LE DIRECT
Crevette-pistolet

La crevette pistolet, cowboy des océans

3 min

Le bruit que font les crevettes pistolet est tellement puissant (on peut l’entendre à des kilomètres à la ronde) que ce sont les militaires les premiers qui ont commencé à étudier ces invertébrés, les craquements qu’elles produisaient gênant le bon fonctionnement des sonars des sous-marins…

Crevette-pistolet
Crevette-pistolet Crédits : Erwan AMICE / CNRS

On pourrait la surnommer le cowboy des océans, cette crevette pistolet, elle qui semble tirer plus vite que son ombre. Car ce crustacé de 3 à 5 cm possède une arme redoutable : une pince « pistolet » complètement démesurée par rapport à sa taille, qui lui permet de chasser ou de se défendre. Un claquement de pince et tac, la proie est stupéfiée, assommée, voire tuée. Le tout en moins d’une seconde.

La scène vaut la peine d’être vécue au ralenti. Sur notre gauche, la crevette pistolet toute pince dehors ; sur notre droite, placée à quelques millimètres, la future victime.

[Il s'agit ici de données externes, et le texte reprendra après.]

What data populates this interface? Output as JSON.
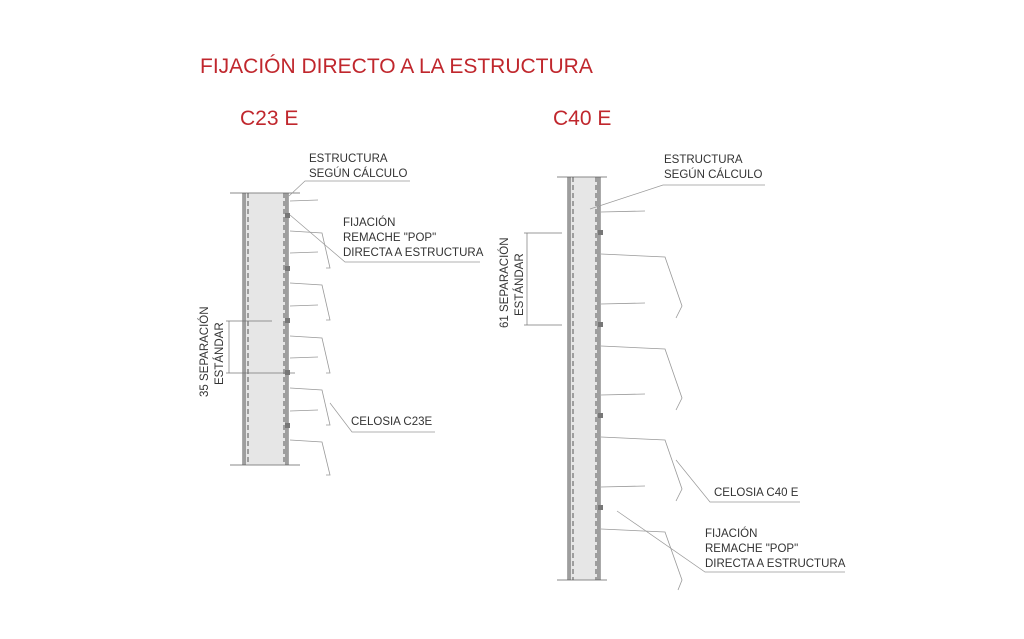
{
  "title": "FIJACIÓN DIRECTO A LA ESTRUCTURA",
  "colors": {
    "accent": "#c0272d",
    "panel_fill": "#e6e6e6",
    "line": "#555555"
  },
  "details": [
    {
      "heading": "C23 E",
      "structure_label": [
        "ESTRUCTURA",
        "SEGÚN CÁLCULO"
      ],
      "fixing_label": [
        "FIJACIÓN",
        "REMACHE \"POP\"",
        "DIRECTA A ESTRUCTURA"
      ],
      "spacing_label": [
        "35 SEPARACIÓN",
        "ESTÁNDAR"
      ],
      "louver_label": "CELOSIA C23E"
    },
    {
      "heading": "C40 E",
      "structure_label": [
        "ESTRUCTURA",
        "SEGÚN CÁLCULO"
      ],
      "fixing_label": [
        "FIJACIÓN",
        "REMACHE \"POP\"",
        "DIRECTA A ESTRUCTURA"
      ],
      "spacing_label": [
        "61 SEPARACIÓN",
        "ESTÁNDAR"
      ],
      "louver_label": "CELOSIA C40 E"
    }
  ]
}
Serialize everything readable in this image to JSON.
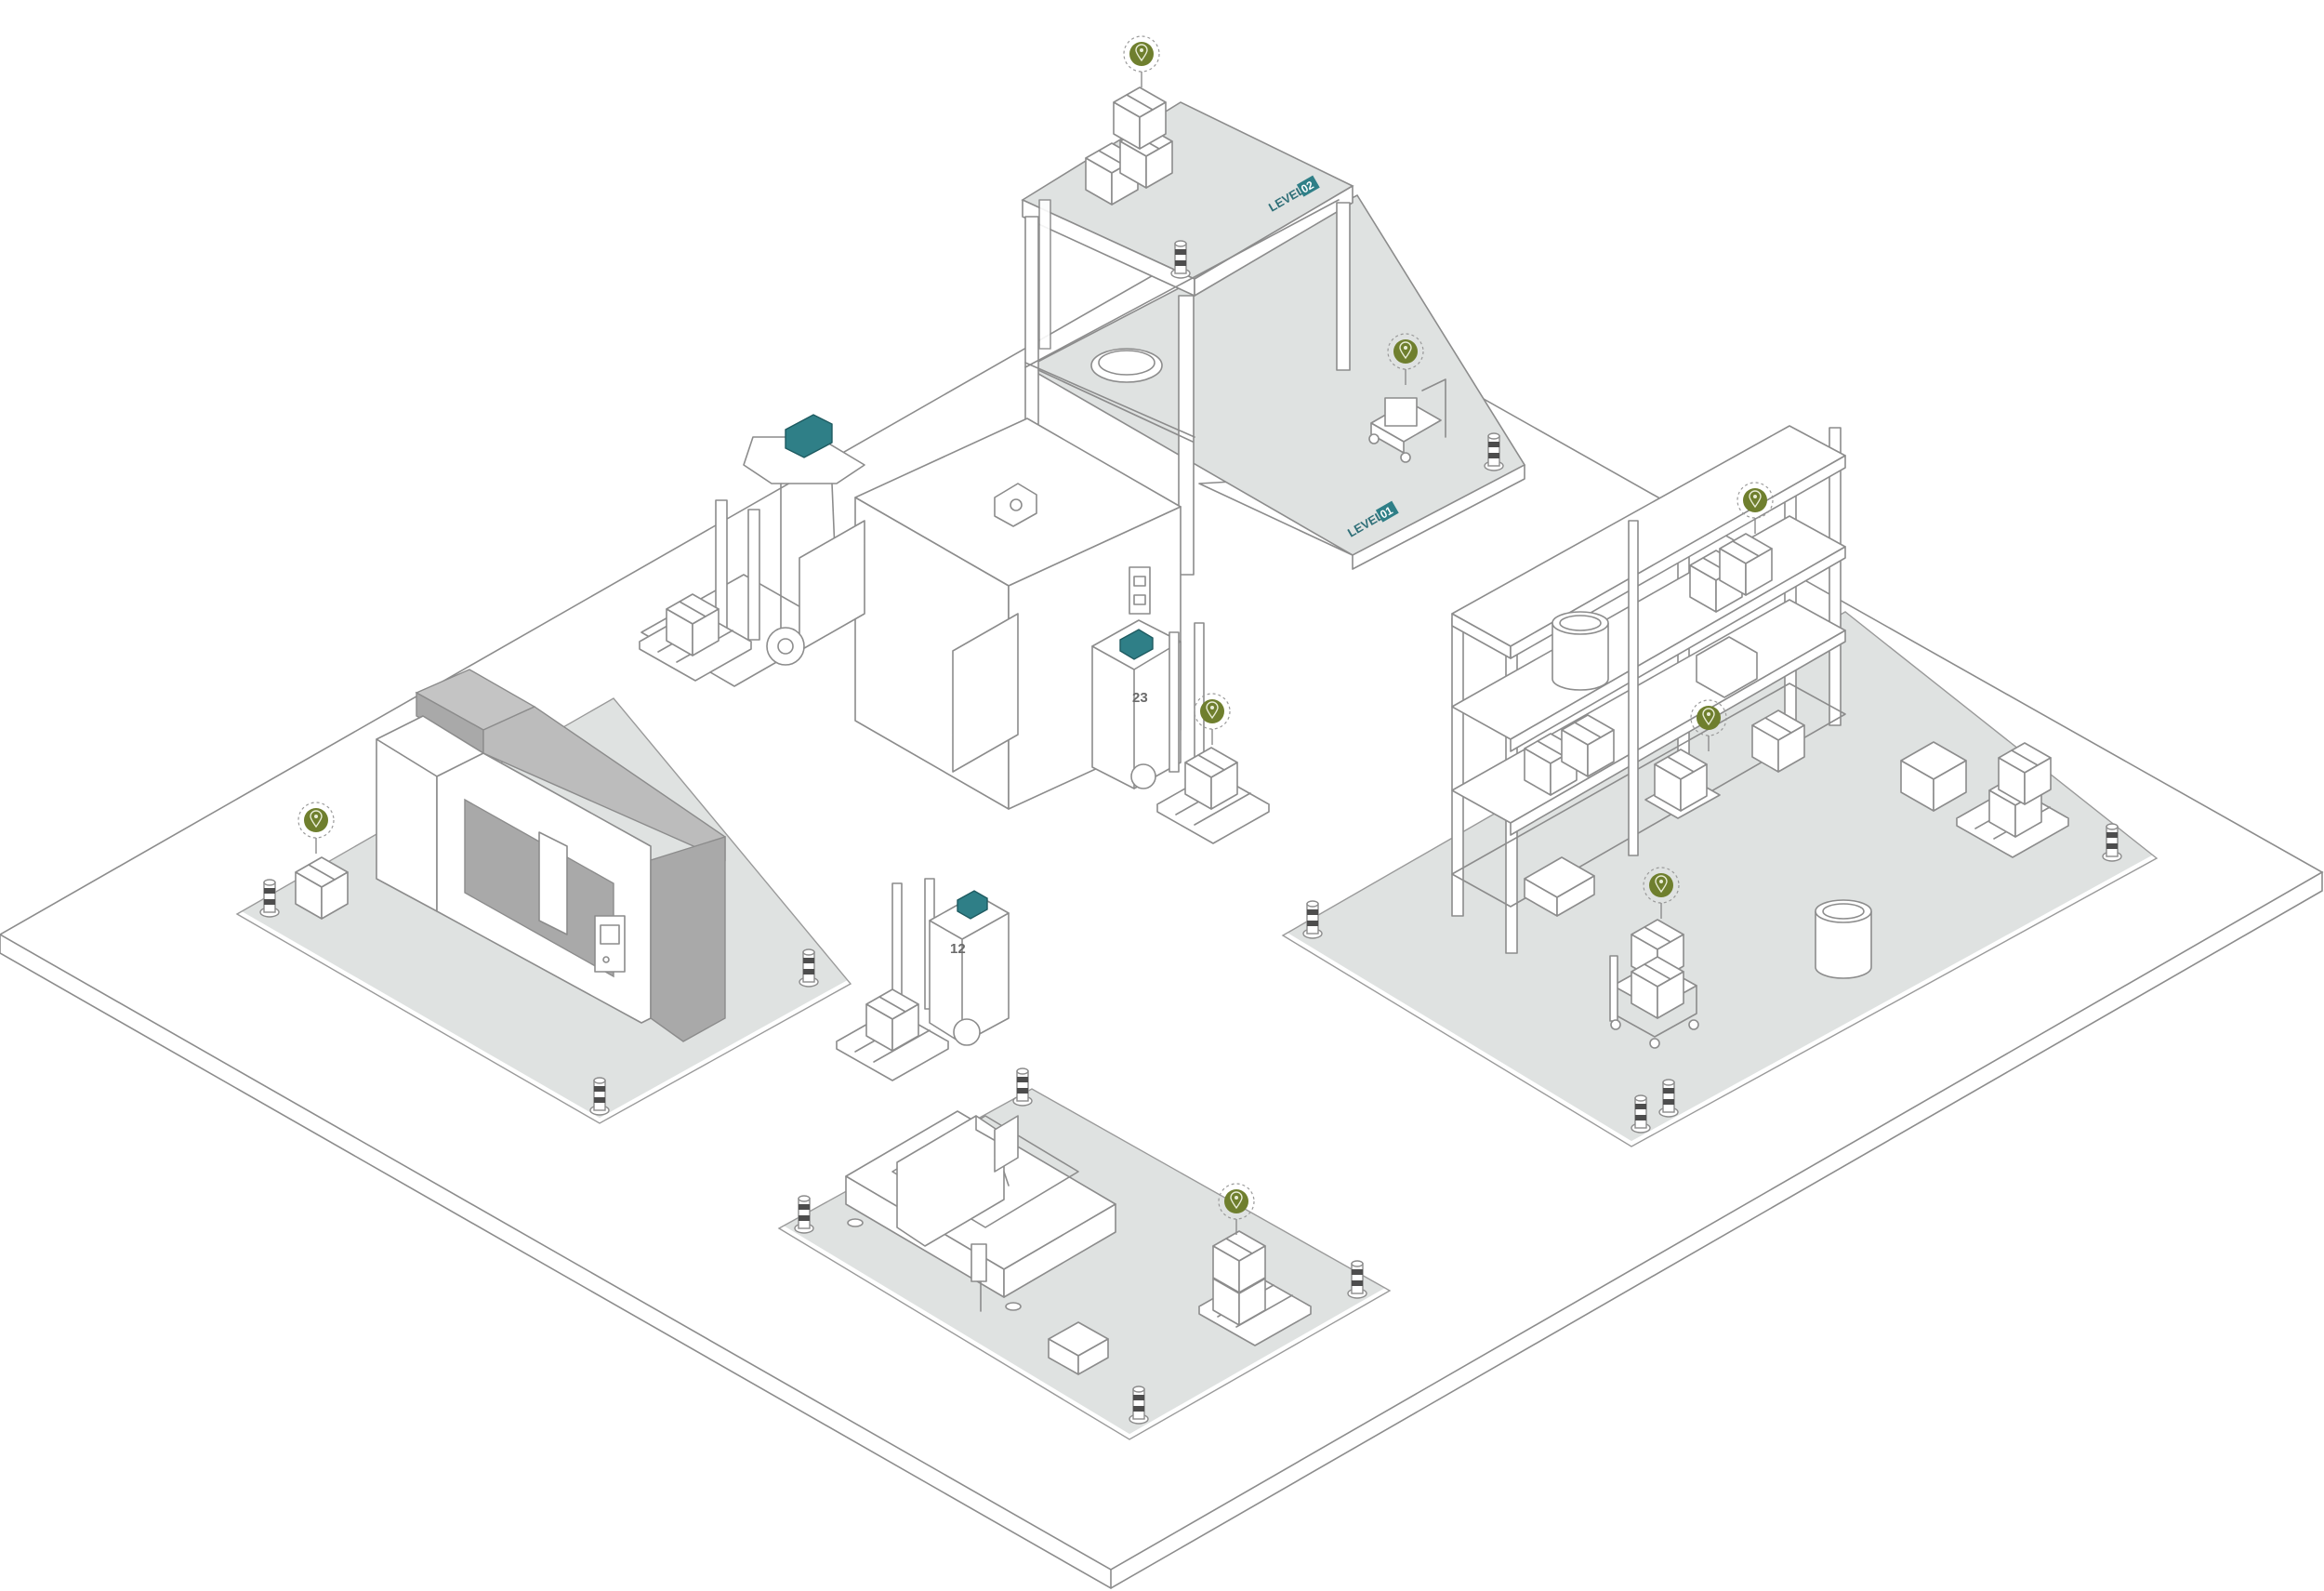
{
  "labels": {
    "level_upper": "LEVEL",
    "level_upper_number": "02",
    "level_lower": "LEVEL",
    "level_lower_number": "01",
    "vehicle_23": "23",
    "vehicle_12": "12"
  },
  "colors": {
    "background": "#ffffff",
    "floor": "#ffffff",
    "floor_edge": "#8c8c8c",
    "zone": "#dfe2e1",
    "line": "#8c8c8c",
    "machine_gray": "#a9a9a9",
    "accent_teal": "#2f7f87",
    "location_pin": "#6f7f2e"
  },
  "icons": {
    "tracking_marker": "location-pin-icon",
    "tracking_device": "teal-tracker-tag",
    "boundary_post": "bollard-icon"
  }
}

Zoom sur la crevette qui brandit sa grande pince : on découvre alors que la fermeture très rapide de la pince provoque un jet d’eau puissant qui crée un décalage de pression avec l’extérieur de la pince. L’eau est composée de microscopiques bulles d’air et c’est l’une de ces petites bulles qui, capturée dans la région de basse pression située à l’intérieur de la pince, grandit d’un coup et implose.

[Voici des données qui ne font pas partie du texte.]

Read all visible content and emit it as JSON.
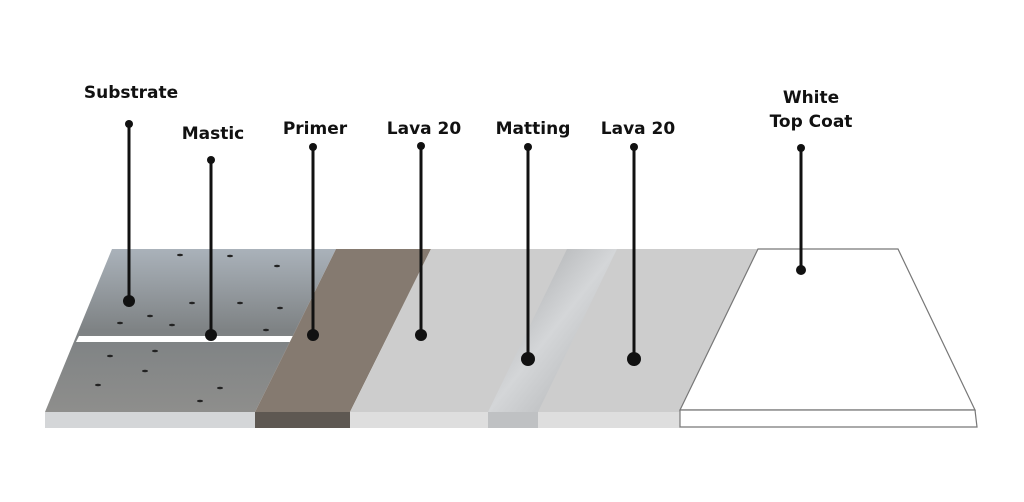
{
  "diagram": {
    "layers": [
      {
        "id": "substrate",
        "label": "Substrate"
      },
      {
        "id": "mastic",
        "label": "Mastic"
      },
      {
        "id": "primer",
        "label": "Primer"
      },
      {
        "id": "lava1",
        "label": "Lava 20"
      },
      {
        "id": "matting",
        "label": "Matting"
      },
      {
        "id": "lava2",
        "label": "Lava 20"
      },
      {
        "id": "topcoat",
        "label_line1": "White",
        "label_line2": "Top Coat"
      }
    ],
    "colors": {
      "substrate": "#8a8c8d",
      "primer": "#857a70",
      "lava": "#cdcdcd",
      "matting": "#b4b6b8",
      "topcoat": "#ffffff",
      "leader": "#111111"
    }
  }
}
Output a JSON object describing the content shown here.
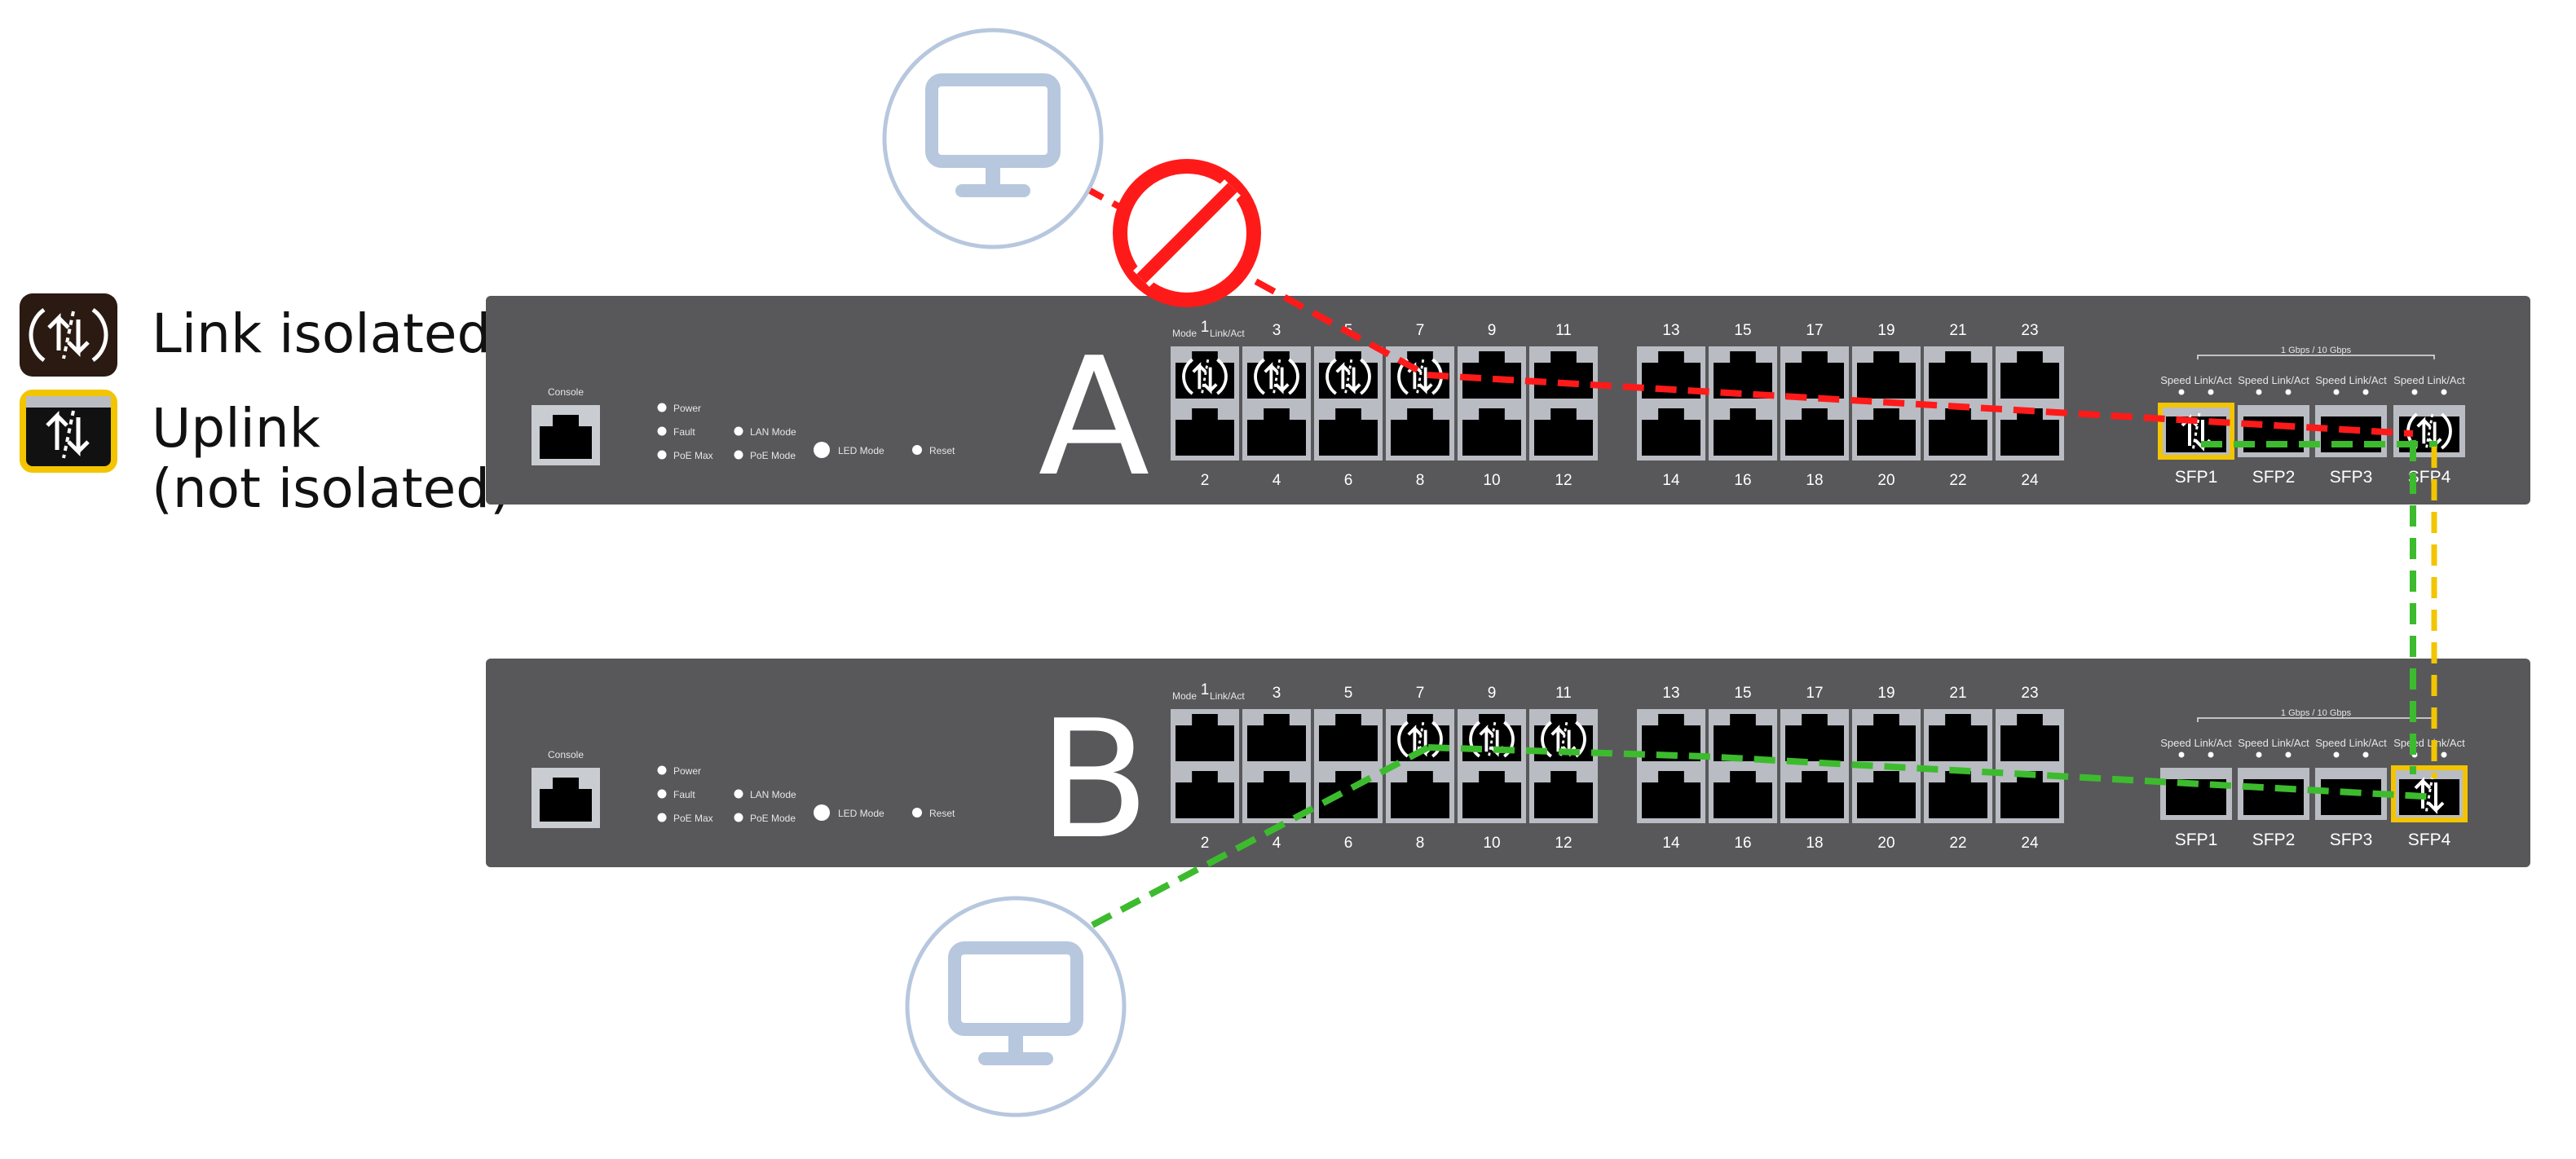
{
  "legend": {
    "isolated_label": "Link isolated",
    "uplink_label_line1": "Uplink",
    "uplink_label_line2": "(not isolated)",
    "isolated_icon": "link-isolated-icon",
    "uplink_icon": "uplink-icon"
  },
  "colors": {
    "chassis": "#58585a",
    "port_frame": "#b9bcc2",
    "port_hole": "#000000",
    "blocked": "#ff1a1a",
    "allowed": "#3dbb2e",
    "uplink": "#f2c500",
    "computer": "#b7c7de"
  },
  "switches": [
    {
      "id": "A",
      "label": "A",
      "console_label": "Console",
      "leds": [
        "Power",
        "Fault",
        "PoE Max",
        "LAN Mode",
        "PoE Mode",
        "LED Mode",
        "Reset"
      ],
      "mode_label": "Mode",
      "link_act_label": "Link/Act",
      "top_numbers": [
        "1",
        "3",
        "5",
        "7",
        "9",
        "11",
        "13",
        "15",
        "17",
        "19",
        "21",
        "23"
      ],
      "bottom_numbers": [
        "2",
        "4",
        "6",
        "8",
        "10",
        "12",
        "14",
        "16",
        "18",
        "20",
        "22",
        "24"
      ],
      "sfp_speed_label": "1 Gbps / 10 Gbps",
      "sfp_led_label": "Speed Link/Act",
      "sfp_names": [
        "SFP1",
        "SFP2",
        "SFP3",
        "SFP4"
      ],
      "isolated_ports": [
        "1",
        "3",
        "5",
        "7",
        "SFP4"
      ],
      "uplink_ports": [
        "SFP1"
      ]
    },
    {
      "id": "B",
      "label": "B",
      "console_label": "Console",
      "leds": [
        "Power",
        "Fault",
        "PoE Max",
        "LAN Mode",
        "PoE Mode",
        "LED Mode",
        "Reset"
      ],
      "mode_label": "Mode",
      "link_act_label": "Link/Act",
      "top_numbers": [
        "1",
        "3",
        "5",
        "7",
        "9",
        "11",
        "13",
        "15",
        "17",
        "19",
        "21",
        "23"
      ],
      "bottom_numbers": [
        "2",
        "4",
        "6",
        "8",
        "10",
        "12",
        "14",
        "16",
        "18",
        "20",
        "22",
        "24"
      ],
      "sfp_speed_label": "1 Gbps / 10 Gbps",
      "sfp_led_label": "Speed Link/Act",
      "sfp_names": [
        "SFP1",
        "SFP2",
        "SFP3",
        "SFP4"
      ],
      "isolated_ports": [
        "7",
        "9",
        "11"
      ],
      "uplink_ports": [
        "SFP4"
      ]
    }
  ]
}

Le bruit que l’on entend provient de cette implosion et non de la fermeture de la pince : c’est une onde de choc qui pulvérise tout sur son passage ! Imaginez la chose : fermeture de la pince à la vitesse de 20 mètres par seconde, jet qui se projette à plus de 30 mètres par seconde. L’effet pistolet, de notre crevette!

Le bruit que font les crevettes pistolet est par ailleurs, tellement important et puissant (on peut l’entendre à des kilomètres à la ronde), que ce sont les militaires les premiers qui ont commencé à étudier ces invertébrés, les craquements qu’elles produisaient gênant le bon fonctionnement des sonars des sous-marins…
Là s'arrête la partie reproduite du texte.